Change on the registers: additions and deletions

Data on additions to, and deletions from, the registers provides a good understanding of whether registration activity is keeping pace with population change. Data relating to additions and deletions form a core part of the new performance standards to support EROs with measuring and monitoring the impact of their registration activities.

Changes to the registers are generated from several sources. For example, once applications have been received and processed, EROs are required to add new eligible electors; EROs can also use data gathered from households and other existing data sources to identify records relating to home movers and those who have died, which they will need to take steps to remove.  As population mobility varies across the country, so does the scale of the challenge of maintaining the accuracy and completeness of electoral registers faced by EROs. 

There were a total of 4.7 million additions to the registers and 4.9 million deletions from the registers in the year from publication of the 2019 annual registers to the publication of the annual registers for 2020. This represents 10% of the registers being added and 10% removed over the year.
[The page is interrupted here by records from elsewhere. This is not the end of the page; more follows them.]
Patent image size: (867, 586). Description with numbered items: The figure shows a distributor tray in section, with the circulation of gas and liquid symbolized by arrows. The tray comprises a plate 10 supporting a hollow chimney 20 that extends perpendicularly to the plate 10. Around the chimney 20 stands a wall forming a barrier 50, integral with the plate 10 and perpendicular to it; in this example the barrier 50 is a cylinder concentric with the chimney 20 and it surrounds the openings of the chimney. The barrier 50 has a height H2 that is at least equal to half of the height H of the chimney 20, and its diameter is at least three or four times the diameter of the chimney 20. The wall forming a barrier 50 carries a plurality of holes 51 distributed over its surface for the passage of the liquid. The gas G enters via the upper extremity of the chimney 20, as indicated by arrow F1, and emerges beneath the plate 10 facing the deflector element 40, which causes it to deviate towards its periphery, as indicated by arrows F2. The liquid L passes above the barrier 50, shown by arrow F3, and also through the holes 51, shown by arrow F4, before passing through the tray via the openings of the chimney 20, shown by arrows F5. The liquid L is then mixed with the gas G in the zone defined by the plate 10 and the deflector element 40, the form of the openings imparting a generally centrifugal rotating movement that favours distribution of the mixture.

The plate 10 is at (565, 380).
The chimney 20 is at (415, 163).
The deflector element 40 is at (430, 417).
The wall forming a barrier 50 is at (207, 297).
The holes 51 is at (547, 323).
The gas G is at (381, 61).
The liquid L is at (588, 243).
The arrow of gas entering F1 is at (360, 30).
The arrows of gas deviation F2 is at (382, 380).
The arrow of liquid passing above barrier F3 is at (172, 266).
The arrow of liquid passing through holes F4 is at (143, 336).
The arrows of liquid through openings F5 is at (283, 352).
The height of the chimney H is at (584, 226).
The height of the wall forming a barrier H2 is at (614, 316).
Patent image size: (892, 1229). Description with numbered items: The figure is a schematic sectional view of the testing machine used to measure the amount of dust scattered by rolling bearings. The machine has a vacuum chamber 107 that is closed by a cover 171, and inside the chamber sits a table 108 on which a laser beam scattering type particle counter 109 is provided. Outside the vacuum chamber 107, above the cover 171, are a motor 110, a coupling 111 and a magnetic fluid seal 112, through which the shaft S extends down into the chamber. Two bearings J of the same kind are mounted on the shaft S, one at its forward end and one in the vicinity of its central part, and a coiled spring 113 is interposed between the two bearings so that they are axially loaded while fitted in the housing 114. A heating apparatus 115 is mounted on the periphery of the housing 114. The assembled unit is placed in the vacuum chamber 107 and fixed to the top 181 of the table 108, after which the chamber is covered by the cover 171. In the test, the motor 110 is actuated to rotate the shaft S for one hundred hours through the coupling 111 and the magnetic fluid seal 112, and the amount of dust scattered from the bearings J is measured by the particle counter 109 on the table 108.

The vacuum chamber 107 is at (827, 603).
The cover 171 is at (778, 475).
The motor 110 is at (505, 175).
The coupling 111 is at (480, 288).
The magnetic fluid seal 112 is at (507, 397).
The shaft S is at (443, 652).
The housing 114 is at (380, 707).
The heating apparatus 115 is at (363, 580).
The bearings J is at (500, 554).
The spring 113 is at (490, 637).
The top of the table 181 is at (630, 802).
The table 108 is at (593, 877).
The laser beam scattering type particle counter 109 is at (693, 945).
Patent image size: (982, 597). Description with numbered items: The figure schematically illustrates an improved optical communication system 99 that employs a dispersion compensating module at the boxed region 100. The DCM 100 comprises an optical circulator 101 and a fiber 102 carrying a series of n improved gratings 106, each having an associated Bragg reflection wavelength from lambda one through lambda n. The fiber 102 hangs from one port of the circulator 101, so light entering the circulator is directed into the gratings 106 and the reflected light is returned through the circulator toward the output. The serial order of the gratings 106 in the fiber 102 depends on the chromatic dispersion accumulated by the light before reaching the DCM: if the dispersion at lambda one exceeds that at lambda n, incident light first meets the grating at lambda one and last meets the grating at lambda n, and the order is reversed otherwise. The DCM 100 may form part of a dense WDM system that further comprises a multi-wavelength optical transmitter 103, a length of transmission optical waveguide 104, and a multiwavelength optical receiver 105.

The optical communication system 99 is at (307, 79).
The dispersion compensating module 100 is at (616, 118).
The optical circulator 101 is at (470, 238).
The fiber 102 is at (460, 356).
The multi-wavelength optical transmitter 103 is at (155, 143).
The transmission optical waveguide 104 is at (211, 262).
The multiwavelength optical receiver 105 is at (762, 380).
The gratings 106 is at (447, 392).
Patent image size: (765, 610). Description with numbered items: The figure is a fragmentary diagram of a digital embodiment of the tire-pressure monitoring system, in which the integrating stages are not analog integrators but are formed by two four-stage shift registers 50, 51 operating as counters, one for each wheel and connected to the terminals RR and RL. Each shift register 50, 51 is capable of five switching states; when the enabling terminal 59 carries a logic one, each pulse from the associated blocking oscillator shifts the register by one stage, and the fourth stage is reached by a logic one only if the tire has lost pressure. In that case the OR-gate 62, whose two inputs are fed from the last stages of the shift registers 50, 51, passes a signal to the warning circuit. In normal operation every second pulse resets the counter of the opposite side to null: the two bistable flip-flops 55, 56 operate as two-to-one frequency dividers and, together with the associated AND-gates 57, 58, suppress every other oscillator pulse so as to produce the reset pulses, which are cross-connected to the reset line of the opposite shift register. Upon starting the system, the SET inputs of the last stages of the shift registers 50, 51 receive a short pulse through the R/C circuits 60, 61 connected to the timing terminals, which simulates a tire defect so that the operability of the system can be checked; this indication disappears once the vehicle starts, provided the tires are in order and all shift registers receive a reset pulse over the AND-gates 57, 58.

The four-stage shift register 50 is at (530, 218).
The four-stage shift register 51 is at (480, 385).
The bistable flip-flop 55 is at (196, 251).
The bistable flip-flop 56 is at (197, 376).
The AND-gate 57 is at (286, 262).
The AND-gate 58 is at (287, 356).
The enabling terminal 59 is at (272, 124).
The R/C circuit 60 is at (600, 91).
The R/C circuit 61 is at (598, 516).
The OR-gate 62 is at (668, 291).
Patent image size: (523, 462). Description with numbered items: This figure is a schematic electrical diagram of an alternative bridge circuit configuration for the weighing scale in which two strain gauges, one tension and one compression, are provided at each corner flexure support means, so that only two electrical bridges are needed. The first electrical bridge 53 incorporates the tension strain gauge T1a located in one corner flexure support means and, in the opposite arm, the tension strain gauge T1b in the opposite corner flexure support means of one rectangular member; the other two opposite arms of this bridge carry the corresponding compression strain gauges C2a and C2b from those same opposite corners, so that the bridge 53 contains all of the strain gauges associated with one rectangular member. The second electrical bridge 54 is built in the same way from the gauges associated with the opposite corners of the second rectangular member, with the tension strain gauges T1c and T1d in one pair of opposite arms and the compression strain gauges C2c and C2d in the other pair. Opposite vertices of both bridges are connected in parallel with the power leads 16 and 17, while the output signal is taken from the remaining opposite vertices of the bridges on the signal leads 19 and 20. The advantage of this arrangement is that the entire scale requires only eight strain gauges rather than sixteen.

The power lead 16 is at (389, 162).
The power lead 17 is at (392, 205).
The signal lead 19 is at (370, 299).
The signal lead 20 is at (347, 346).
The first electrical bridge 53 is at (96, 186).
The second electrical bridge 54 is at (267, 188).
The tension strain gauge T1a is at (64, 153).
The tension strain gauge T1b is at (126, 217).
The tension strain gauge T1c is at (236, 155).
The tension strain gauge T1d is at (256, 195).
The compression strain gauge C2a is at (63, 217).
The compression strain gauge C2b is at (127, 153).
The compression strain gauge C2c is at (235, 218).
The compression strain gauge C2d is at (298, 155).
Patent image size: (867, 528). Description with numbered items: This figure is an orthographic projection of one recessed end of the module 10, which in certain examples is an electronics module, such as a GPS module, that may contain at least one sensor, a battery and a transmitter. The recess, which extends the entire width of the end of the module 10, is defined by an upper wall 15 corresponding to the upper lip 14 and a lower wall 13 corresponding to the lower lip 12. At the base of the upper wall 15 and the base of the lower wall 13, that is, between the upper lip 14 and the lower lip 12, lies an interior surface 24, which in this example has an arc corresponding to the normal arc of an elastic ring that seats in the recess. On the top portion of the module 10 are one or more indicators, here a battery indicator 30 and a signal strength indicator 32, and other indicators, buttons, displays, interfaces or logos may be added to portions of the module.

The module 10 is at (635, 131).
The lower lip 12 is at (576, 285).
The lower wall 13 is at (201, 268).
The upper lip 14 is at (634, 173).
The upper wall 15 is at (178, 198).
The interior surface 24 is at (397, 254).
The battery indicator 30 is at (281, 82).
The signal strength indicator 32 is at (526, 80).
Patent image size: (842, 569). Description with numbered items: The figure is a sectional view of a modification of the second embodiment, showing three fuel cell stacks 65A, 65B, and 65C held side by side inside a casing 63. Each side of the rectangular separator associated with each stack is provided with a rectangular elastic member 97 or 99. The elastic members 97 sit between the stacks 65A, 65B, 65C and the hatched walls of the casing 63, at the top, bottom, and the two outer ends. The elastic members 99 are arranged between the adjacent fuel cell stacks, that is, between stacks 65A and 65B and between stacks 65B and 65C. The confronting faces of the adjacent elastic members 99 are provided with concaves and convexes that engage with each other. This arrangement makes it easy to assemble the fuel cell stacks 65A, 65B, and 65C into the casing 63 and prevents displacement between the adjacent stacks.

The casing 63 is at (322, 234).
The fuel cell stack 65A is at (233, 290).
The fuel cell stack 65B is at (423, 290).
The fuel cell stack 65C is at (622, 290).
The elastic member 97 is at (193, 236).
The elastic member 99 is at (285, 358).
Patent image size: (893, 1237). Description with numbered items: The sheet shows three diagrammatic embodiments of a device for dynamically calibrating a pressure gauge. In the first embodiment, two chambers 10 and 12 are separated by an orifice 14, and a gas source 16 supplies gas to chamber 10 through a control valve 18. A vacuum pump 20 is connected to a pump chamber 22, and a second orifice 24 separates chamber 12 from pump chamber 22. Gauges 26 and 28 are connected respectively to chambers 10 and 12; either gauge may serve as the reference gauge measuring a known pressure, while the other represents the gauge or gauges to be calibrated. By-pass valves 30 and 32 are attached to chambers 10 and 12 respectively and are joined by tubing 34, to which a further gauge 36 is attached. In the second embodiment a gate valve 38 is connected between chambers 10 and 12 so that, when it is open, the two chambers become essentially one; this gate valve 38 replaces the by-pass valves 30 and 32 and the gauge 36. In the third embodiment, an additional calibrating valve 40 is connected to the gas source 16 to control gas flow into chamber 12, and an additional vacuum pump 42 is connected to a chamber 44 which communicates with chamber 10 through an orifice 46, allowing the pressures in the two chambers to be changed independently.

The number of additions in 2020 (4.7 million) was lower than that recorded in 2019 (6.3 million). The number of additions recorded in the canvass period (2.7 million) was also lower than in 2019 (3.9 million).  However, this is again likely to be linked to elections - 2019 saw three sets of electoral events, including a UKPGE where much of the registration activity was during the canvass period, while 2020 had no polls due to COVID-19. 

The number of deletions in 2020 (4.9 million) was very similar to that recorded in 2019 (4.9 million). The number of deletions during the canvass period in 2020 (3.1 million) was also very similar to 2019 (3.0 million).

The proportion of additions and deletions across routes is largely in line with expectations, with more changes being picked up within the Route 2 households. Although as with the level of household major changes, which are directly related to additions and deletions, the data highlights that just over one third of the changes made to the registers were within households where the data matching did not suggest any change was needed. It is not possible from a single year of data to judge if this will continue to be a feature of the reformed canvass and, if so, what the longer term impact of it would be. This is an area we will continue to monitor.

Proportion of additions and deletions by route
Route Route 1 Route 2 Route 3
Additions 36% 61% 4%
Deletions 37% 59% 4%

The number of additions and deletions as a proportion that took place during the canvass over 2020 varied across Great Britain.  

Additions and deletions by nation, 2020
Area Additions(full year) Additions (canvass period) % during canvass Deletions (full year) Deletions (canvass period) % during canvass
England 4,140,112 2,334,069 56.4% 4,313,424 2,794,723 64.8%
Scotland 399,272 199,357 49.9% 364,996 212,364 58.2%
Wales 198,336 135,994 68.6% 183,207 127,860 69.8%
Great Britain 4,737,720 2,669,420 56.3% 4,861,627 3,134,947 64.5%

The table below shows that the proportion of additions (56%) during the canvass in 2020 is down on 2019 (62%) and proportion of deletions during the canvass during the annual canvass in 2020 (64%) up on 2019 (61%).

Year Deletions/Additions Annual Canvass Outside Annual Canvass
2015 Deletions 58% 43%
2015 Additions 40% 60%
2016 Deletions 54% 47%
2016 Additions 38% 64%
2017 Deletions 56% 44%
2017 Additions 39% 61%
2018 Deletions 68% 32%
2018 Additions 68% 32%
2019 Deletions 61% 39%
2019 Additions 62% 38%
2020 Deletions 64% 36%
2020 Additions 56% 44%

The level of additions and deletions matters because it tells us whether the accuracy and completeness of the registers is likely to be increasing or decreasing. As with applications, the pattern of annual comparisons between additions and deletions may be mostly explained by external factors (particularly the timing of significant national elections and, last year, the pandemic). However, it is not possible to draw conclusions after only one year of the new canvass on what impact, if any, the changes in the canvass process have had. We will continue to collect and analysis this data in order to monitor the trends over time.